Porsha Olayiwola is a writer, performer, educator and curator who writes and performs poems rooted in afro-futurism and surrealism. These works often examine historical and current issues in the Black, woman, and queer diasporas and body politics. Olayiwola started writing when she was young, before she named it poetry. Her residency at the Gardner in 2021 was spent mainly writing and thinking, allowing her to step back and have the freedom to explore new ideas without a specific agenda. Olayiwola explored the Collection and spent time in the galleries where she captured selfies of herself in front of different works of art before the Museum opened to the public. While visiting the Conservation lab, she saw a variety of objects being treated as part of the Titian Room renovation project and spoke to conservators about their methods.

Research is an intrical part of Olayiwola’s practice so spending time in the Archives was of special interest to her. Olayiwola examined materials collected by Isabella Stewart Gardner that relate to the 19th century writers Walt Whitman and Ralph Waldo Emerson and researched and read correspondence to Gardner from Boston based writers Amy Lowell, Annie Fields, Sarah Orne Jewett, and T.S. Eliot. She read through Gardner’s Commonplace Book (1868-1869) that contains a variety of ephemera and news clippings that Gardner collected as well as poetry and phrases she hand copied into the book in French, Italian, and English. 

Olayiwola has been exploring themes of water and the ocean in her work in terms of the sensations it elicits as it touches the body and the emotions and memories that are evoked as a result. In the archives she became interested in researching pearls that appear in the Collection, such as the pearl worn by Mary Tutor in her engagement portrait and files that contain information about Gardner’s famous strand of pearls that are featured in her iconic portraits painted by John Singer Sargent and Anders Zorn.

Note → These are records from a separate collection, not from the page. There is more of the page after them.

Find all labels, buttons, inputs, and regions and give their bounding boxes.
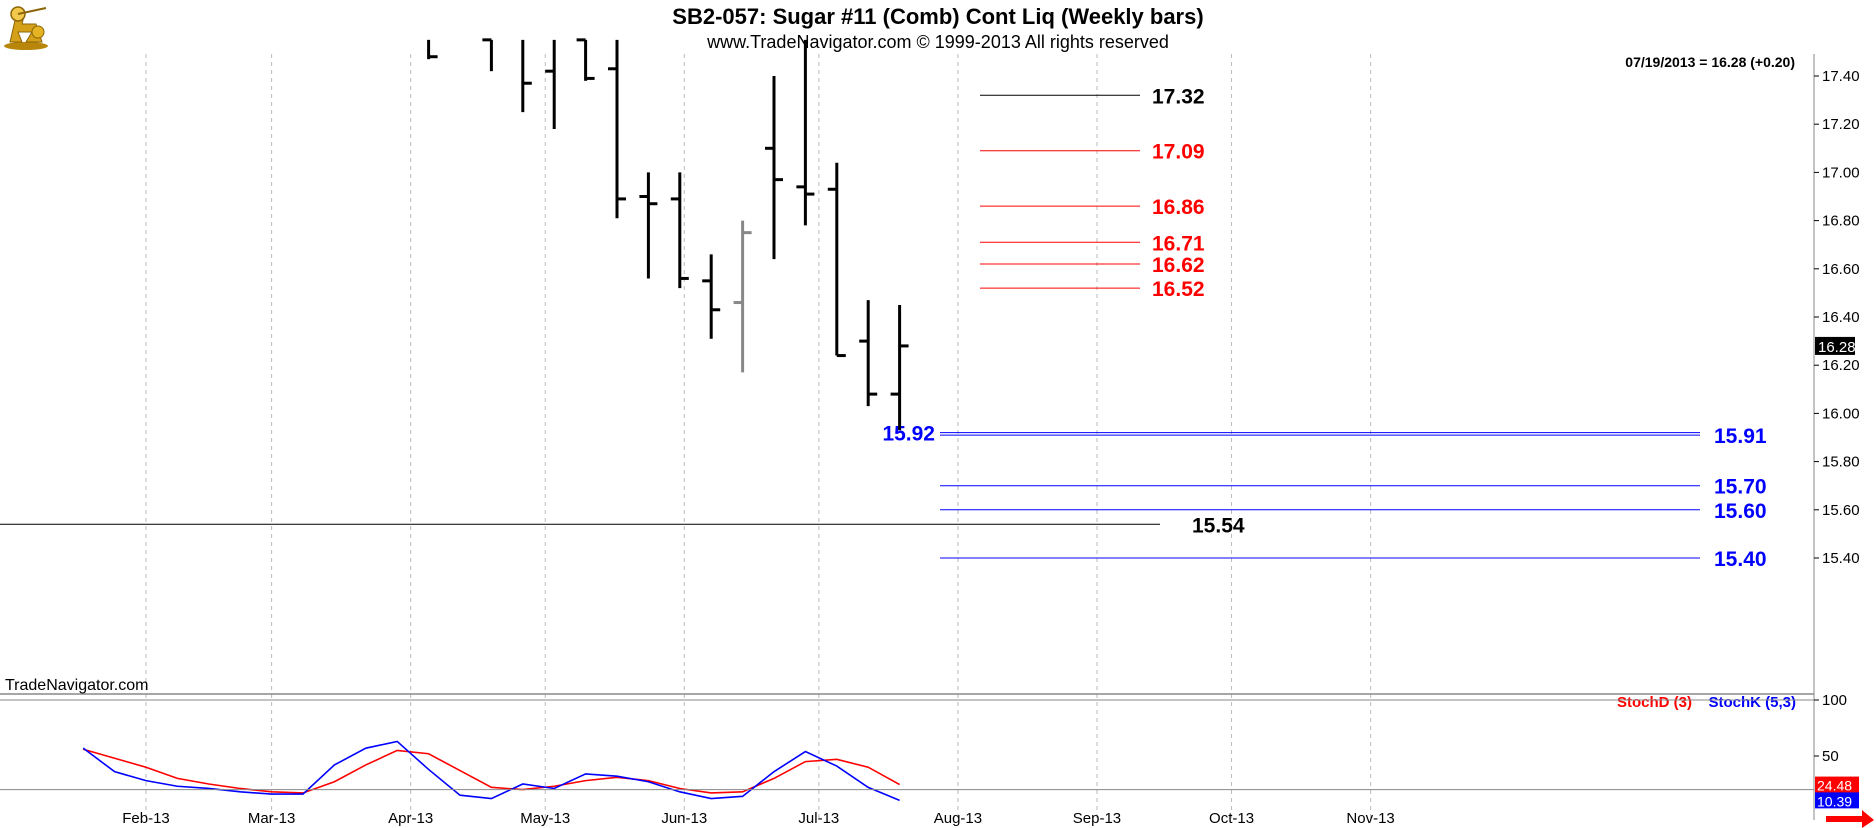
level-label: 15.40 (1714, 548, 1767, 571)
legend-stochk: StochK (5,3) (1708, 694, 1796, 711)
x-tick-label: Aug-13 (934, 810, 982, 827)
y-tick-label: 16.40 (1822, 309, 1860, 326)
y-tick-label: 16.20 (1822, 357, 1860, 374)
ohlc-bar (796, 39, 815, 226)
level-label: 17.32 (1152, 85, 1205, 108)
level-label: 16.71 (1152, 232, 1205, 255)
ohlc-bar (482, 38, 493, 72)
level-label: 16.62 (1152, 254, 1205, 277)
ohlc-bar (545, 39, 556, 130)
stochastic-panel: StochK (5,3) StochD (3) (82, 694, 1796, 802)
level-label: 16.52 (1152, 278, 1205, 301)
last-price-tag: 16.28 (1818, 339, 1856, 356)
stoch-tick-label: 100 (1822, 692, 1847, 709)
level-label: 15.70 (1714, 476, 1767, 499)
grid-layer (145, 54, 1372, 820)
level-label: 15.91 (1714, 425, 1767, 448)
x-tick-label: Mar-13 (248, 810, 296, 827)
x-tick-label: Sep-13 (1073, 810, 1121, 827)
last-price-tag-box (1815, 336, 1855, 355)
ohlc-bar (827, 162, 846, 358)
stochd-value-tag: 24.48 (1817, 778, 1852, 794)
y-tick-label: 17.00 (1822, 164, 1860, 181)
y-tick-label: 15.60 (1822, 502, 1860, 519)
x-tick-label: Feb-13 (122, 810, 170, 827)
y-tick-label: 16.60 (1822, 261, 1860, 278)
stoch-series-line (82, 740, 900, 802)
scroll-right-arrow-icon (1826, 810, 1874, 828)
ohlc-bar (702, 254, 721, 339)
x-tick-label: Jul-13 (798, 810, 839, 827)
x-tick-label: May-13 (520, 810, 570, 827)
y-tick-label: 17.20 (1822, 116, 1860, 133)
stochk-value-tag-box (1815, 792, 1859, 809)
ohlc-bar (670, 172, 689, 289)
y-tick-label: 16.80 (1822, 213, 1860, 230)
price-bars-layer (427, 38, 909, 431)
watermark-text: TradeNavigator.com (5, 677, 148, 694)
level-label: 15.60 (1714, 500, 1767, 523)
stoch-series-line (82, 748, 900, 794)
trade-navigator-logo-icon (2, 2, 54, 52)
level-label: 15.54 (1192, 514, 1245, 537)
axes-layer: Feb-13 Mar-13 Apr-13 May-13 Jun-13 Jul-13 Aug-… (0, 54, 1874, 828)
x-tick-label: Apr-13 (388, 810, 433, 827)
y-tick-label: 17.40 (1822, 68, 1860, 85)
level-label: 17.09 (1152, 141, 1205, 164)
chart-title: SB2-057: Sugar #11 (Comb) Cont Liq (Week… (672, 4, 1204, 29)
ohlc-bar (427, 39, 438, 60)
ohlc-bar (608, 39, 626, 219)
legend-stochd: StochD (3) (1617, 694, 1692, 711)
stochk-value-tag: 10.39 (1817, 793, 1852, 809)
y-tick-label: 15.40 (1822, 550, 1860, 567)
ohlc-bar (890, 304, 909, 431)
last-value-info: 07/19/2013 = 16.28 (+0.20) (1625, 54, 1795, 70)
ohlc-bar (859, 300, 878, 407)
level-label: 15.92 (882, 423, 935, 446)
x-tick-label: Jun-13 (661, 810, 707, 827)
level-label: 16.86 (1152, 196, 1205, 219)
ohlc-bar (521, 39, 532, 113)
ohlc-bar (765, 76, 783, 260)
ohlc-bar (576, 38, 595, 81)
ohlc-bar (733, 220, 752, 373)
x-tick-label: Oct-13 (1209, 810, 1254, 827)
chart-subtitle: www.TradeNavigator.com © 1999-2013 All r… (707, 32, 1169, 52)
stochd-value-tag-box (1815, 776, 1859, 793)
y-tick-label: 16.00 (1822, 405, 1860, 422)
ohlc-bar (639, 172, 658, 279)
stoch-tick-label: 50 (1822, 748, 1839, 765)
y-tick-label: 15.80 (1822, 454, 1860, 471)
x-tick-label: Nov-13 (1346, 810, 1394, 827)
chart-header: SB2-057: Sugar #11 (Comb) Cont Liq (Week… (0, 0, 1876, 54)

Porsha Olayiwola has been a long-time collaborator with the Museum and has performed at the Gardner several times, delivering a hybrid of meditations on Boston, Blackness, gender identity, and more in both the Palace building and in Calderwood Hall. As an educator and organizer she seeks to cultivate spaces for artists and audiences to allow them to deepen their understanding of craft and community. In 2018 she was invited to be a Gardner Neighborhood Salon Luminary, a forum of exchange and dialogue with Boston's most innovative and thoughtful influencers which then helps inform the programming offered at Gardner. In 2022 She will continue her work as an Artist-in-Residence and as a collaborator by doing a performance and contributing a newly commissioned poem for the exhibition, Being Muholi: Portraits as Resistance, February 10 - May 8, 2022.

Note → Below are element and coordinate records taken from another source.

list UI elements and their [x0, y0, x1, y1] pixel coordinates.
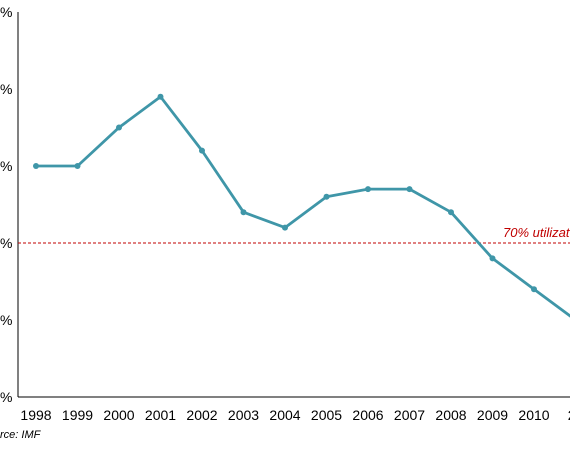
data-point	[240, 209, 247, 216]
data-point	[448, 209, 454, 216]
x-tick-label: 2010	[518, 407, 549, 423]
x-tick-label: 2009	[477, 407, 508, 423]
data-point	[199, 147, 205, 154]
x-tick-label: 20	[568, 407, 570, 423]
x-tick-label: 2004	[269, 407, 300, 423]
data-point	[74, 163, 81, 169]
data-point	[406, 186, 413, 193]
data-point	[282, 224, 288, 231]
data-point	[33, 163, 39, 169]
x-tick-label: 2006	[352, 407, 383, 423]
x-tick-label: 1998	[20, 407, 51, 423]
y-tick-label: %	[0, 158, 12, 174]
source-note: rce: IMF	[0, 429, 41, 441]
data-point	[365, 186, 371, 193]
data-point	[489, 255, 496, 262]
x-tick-labels: 1998 1999 2000 2001 2002 2003 2004 2005 2006 2007…	[20, 407, 570, 423]
series-group	[33, 93, 570, 318]
x-tick-label: 2007	[394, 407, 425, 423]
data-point	[157, 93, 164, 100]
x-tick-label: 2003	[228, 407, 259, 423]
data-point	[323, 193, 330, 200]
reference-line-group: 70% utilizat	[18, 225, 570, 244]
data-point	[116, 124, 122, 131]
x-tick-label: 2001	[145, 407, 176, 423]
x-tick-label: 2000	[103, 407, 134, 423]
y-tick-label: %	[0, 81, 12, 97]
y-tick-label: %	[0, 4, 12, 20]
reference-line-label: 70% utilizat	[503, 225, 570, 240]
y-tick-labels: %%%%%%	[0, 4, 12, 405]
x-tick-label: 2002	[186, 407, 217, 423]
y-tick-label: %	[0, 235, 12, 251]
y-tick-label: %	[0, 389, 12, 405]
x-tick-label: 1999	[62, 407, 93, 423]
data-point	[531, 286, 537, 293]
x-tick-label: 2005	[311, 407, 342, 423]
y-tick-label: %	[0, 312, 12, 328]
series-line	[34, 95, 570, 318]
x-tick-label: 2008	[435, 407, 466, 423]
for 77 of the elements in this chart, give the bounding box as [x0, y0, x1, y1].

Porsha Olayiwola is the Poet Laureate for the City of Boston (2019-2022) and author of the collection, i shimmer sometimes, too (Button Poetry, 2019). During her time as Poet Laureate she led free readings and discussions for students in the Boston Public School system, residents of Boston (HOME series), and did writing workshops with inmates at MCI-Concord. She is the Artistic Director of MassLEAP, a non-profit literary organization serving youth artists and the co-founder of The House Slam, an open mic poetry slam at the Haley House Bakery Cafe. She also established the Roxbury Poetry Festival which was first held in the summer of 2021. Olayiwola is an Individual World Poetry Slam Champion (2014), the National Poetry Slam Champion (2015) and was named by GK100, an esteemed recognition awarded by Get Konnected!, the Boston Foundation, and the Greater Boston Chamber of Commerce, as one of Boston’s Most Influential People of Color (2018). Olayiwola earned her undergraduate degree from the University of Illinois Urbana-Campaign in African-American Studies and Women and Gender Studies and is an MFA Candidate at Emerson College. She is a native of Chicago who now resides in Boston.

...writing is never my favorite part of the process, but rather the research, and mediation required before the poem is written. The conversations I have with my god, my muse and myself before I embark on any poem is always a mental journey into revelation.